7. The method according to any of claims 1 to 4, wherein acquiring the plurality of first files by segmenting the monitoring data uploaded by the at least one monitoring device comprises:

displaying a plurality of encapsulation options, different encapsulation options indicating different encapsulation modes; and

in response to a select operation on a target encapsulation option in the plurality of encapsulation options, acquiring the plurality of first files by encapsulating the monitoring data uploaded by the at least one monitoring device according to a target encapsulation mode indicated by the target encapsulation option;

wherein at least one of a display effect and an arrangement manner of monitoring data in the first files acquired by using the different encapsulation modes is different.

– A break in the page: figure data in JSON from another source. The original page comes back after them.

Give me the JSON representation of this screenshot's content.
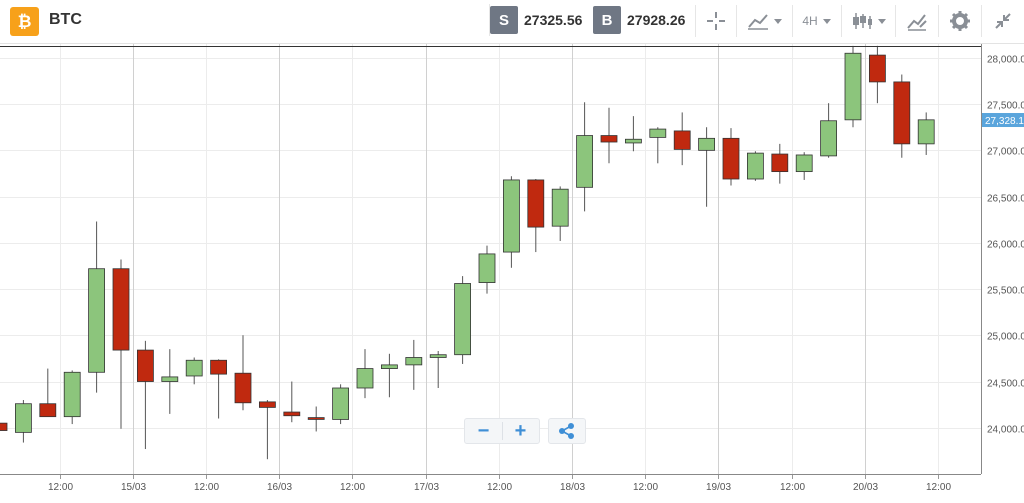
{
  "instrument": {
    "symbol": "BTC",
    "icon": "bitcoin-icon",
    "icon_glyph": "₿",
    "icon_color": "#f7a11a"
  },
  "prices": {
    "sell": {
      "label": "S",
      "value": "27325.56"
    },
    "buy": {
      "label": "B",
      "value": "27928.26"
    }
  },
  "toolbar": {
    "crosshair_icon": "crosshair-icon",
    "chart_type_icon": "line-chart-icon",
    "timeframe": "4H",
    "indicators_icon": "candlestick-indicators-icon",
    "draw_icon": "draw-tools-icon",
    "settings_icon": "gear-icon",
    "collapse_icon": "collapse-icon"
  },
  "controls": {
    "zoom_out": "−",
    "zoom_in": "+",
    "share_icon": "share-icon"
  },
  "colors": {
    "up": "#8cc57c",
    "down": "#c0290f",
    "wick": "#555555",
    "price_label_bg": "#5aa5dc",
    "grid": "#ececec"
  },
  "chart_data": {
    "type": "candlestick",
    "ylim": [
      23500,
      28150
    ],
    "y_ticks": [
      "24,000.0",
      "24,500.0",
      "25,000.0",
      "25,500.0",
      "26,000.0",
      "26,500.0",
      "27,000.0",
      "27,500.0",
      "28,000.0"
    ],
    "y_tick_values": [
      24000,
      24500,
      25000,
      25500,
      26000,
      26500,
      27000,
      27500,
      28000
    ],
    "x_ticks": [
      "12:00",
      "15/03",
      "12:00",
      "16/03",
      "12:00",
      "17/03",
      "12:00",
      "18/03",
      "12:00",
      "19/03",
      "12:00",
      "20/03",
      "12:00"
    ],
    "current_price_label": "27,328.17",
    "current_price": 27328,
    "last_line_price": 28125,
    "candles": [
      {
        "o": 24050,
        "h": 24080,
        "l": 23940,
        "c": 23970
      },
      {
        "o": 23950,
        "h": 24300,
        "l": 23840,
        "c": 24260
      },
      {
        "o": 24260,
        "h": 24640,
        "l": 24120,
        "c": 24120
      },
      {
        "o": 24120,
        "h": 24620,
        "l": 24040,
        "c": 24600
      },
      {
        "o": 24600,
        "h": 26230,
        "l": 24380,
        "c": 25720
      },
      {
        "o": 25720,
        "h": 25820,
        "l": 23990,
        "c": 24840
      },
      {
        "o": 24840,
        "h": 24940,
        "l": 23770,
        "c": 24500
      },
      {
        "o": 24500,
        "h": 24850,
        "l": 24150,
        "c": 24550
      },
      {
        "o": 24560,
        "h": 24760,
        "l": 24470,
        "c": 24730
      },
      {
        "o": 24730,
        "h": 24740,
        "l": 24100,
        "c": 24580
      },
      {
        "o": 24590,
        "h": 25000,
        "l": 24190,
        "c": 24270
      },
      {
        "o": 24280,
        "h": 24300,
        "l": 23660,
        "c": 24220
      },
      {
        "o": 24170,
        "h": 24500,
        "l": 24060,
        "c": 24130
      },
      {
        "o": 24110,
        "h": 24230,
        "l": 23960,
        "c": 24090
      },
      {
        "o": 24090,
        "h": 24470,
        "l": 24040,
        "c": 24430
      },
      {
        "o": 24430,
        "h": 24850,
        "l": 24320,
        "c": 24640
      },
      {
        "o": 24640,
        "h": 24800,
        "l": 24330,
        "c": 24680
      },
      {
        "o": 24680,
        "h": 24950,
        "l": 24410,
        "c": 24760
      },
      {
        "o": 24760,
        "h": 24830,
        "l": 24430,
        "c": 24790
      },
      {
        "o": 24790,
        "h": 25640,
        "l": 24690,
        "c": 25560
      },
      {
        "o": 25570,
        "h": 25970,
        "l": 25450,
        "c": 25880
      },
      {
        "o": 25900,
        "h": 26720,
        "l": 25730,
        "c": 26680
      },
      {
        "o": 26680,
        "h": 26690,
        "l": 25900,
        "c": 26170
      },
      {
        "o": 26180,
        "h": 26610,
        "l": 26020,
        "c": 26580
      },
      {
        "o": 26600,
        "h": 27520,
        "l": 26340,
        "c": 27160
      },
      {
        "o": 27160,
        "h": 27460,
        "l": 26860,
        "c": 27090
      },
      {
        "o": 27080,
        "h": 27370,
        "l": 26990,
        "c": 27120
      },
      {
        "o": 27140,
        "h": 27250,
        "l": 26860,
        "c": 27230
      },
      {
        "o": 27210,
        "h": 27410,
        "l": 26840,
        "c": 27010
      },
      {
        "o": 27000,
        "h": 27250,
        "l": 26390,
        "c": 27130
      },
      {
        "o": 27130,
        "h": 27240,
        "l": 26620,
        "c": 26690
      },
      {
        "o": 26690,
        "h": 26990,
        "l": 26670,
        "c": 26970
      },
      {
        "o": 26960,
        "h": 27070,
        "l": 26640,
        "c": 26770
      },
      {
        "o": 26770,
        "h": 26980,
        "l": 26680,
        "c": 26950
      },
      {
        "o": 26940,
        "h": 27510,
        "l": 26920,
        "c": 27320
      },
      {
        "o": 27330,
        "h": 28130,
        "l": 27250,
        "c": 28050
      },
      {
        "o": 28030,
        "h": 28130,
        "l": 27510,
        "c": 27740
      },
      {
        "o": 27740,
        "h": 27820,
        "l": 26920,
        "c": 27070
      },
      {
        "o": 27070,
        "h": 27410,
        "l": 26950,
        "c": 27330
      }
    ]
  }
}
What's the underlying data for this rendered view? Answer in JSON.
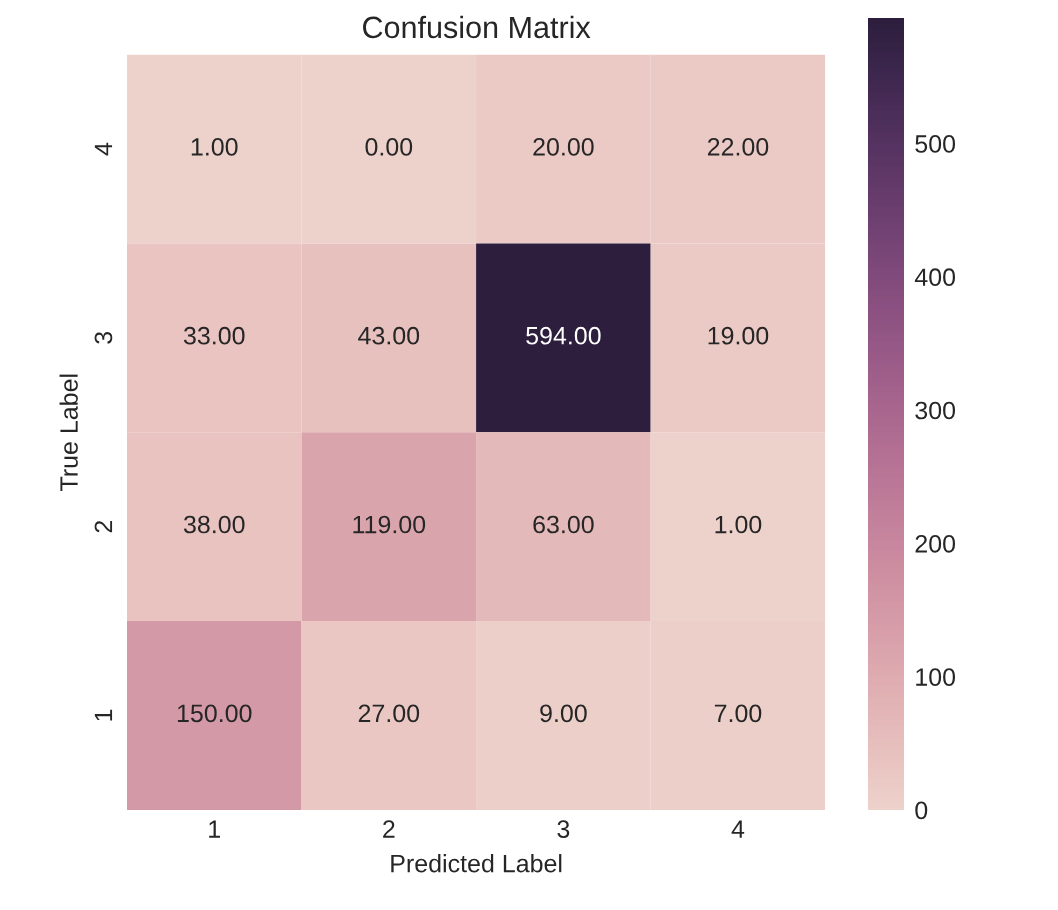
{
  "chart_data": {
    "type": "heatmap",
    "title": "Confusion Matrix",
    "xlabel": "Predicted Label",
    "ylabel": "True Label",
    "categories": [
      "1",
      "2",
      "3",
      "4"
    ],
    "y_categories": [
      "4",
      "3",
      "2",
      "1"
    ],
    "cells": [
      [
        1,
        0,
        20,
        22
      ],
      [
        33,
        43,
        594,
        19
      ],
      [
        38,
        119,
        63,
        1
      ],
      [
        150,
        27,
        9,
        7
      ]
    ],
    "cell_labels": [
      [
        "1.00",
        "0.00",
        "20.00",
        "22.00"
      ],
      [
        "33.00",
        "43.00",
        "594.00",
        "19.00"
      ],
      [
        "38.00",
        "119.00",
        "63.00",
        "1.00"
      ],
      [
        "150.00",
        "27.00",
        "9.00",
        "7.00"
      ]
    ],
    "clim": [
      0,
      594
    ],
    "cticks": [
      0,
      100,
      200,
      300,
      400,
      500
    ]
  }
}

8. A periphery device, comprising:

an acquiring module, configured to acquire monitoring data uploaded by at least one monitoring device;

a segmenting module, configured to acquire a plurality of first files by segmenting the monitoring data uploaded by the at least one monitoring device, wherein a file format of each of the first files is a target format; and

a transmitting module, configured to transmit the plurality of first files to a cloud.

9. A system for transmitting monitoring data, comprising at least one monitoring device, a cloud, and the periphery device according to claim 8, wherein the periphery device is communicably connected to the monitoring device and the cloud.

10. A computer-readable storage medium storing one or more instructions therein, wherein the one or more instructions, when loaded and executed by a processor of a computer, cause the computer to perform the method for transmitting monitoring data as defined in any one of claims 1 to 7.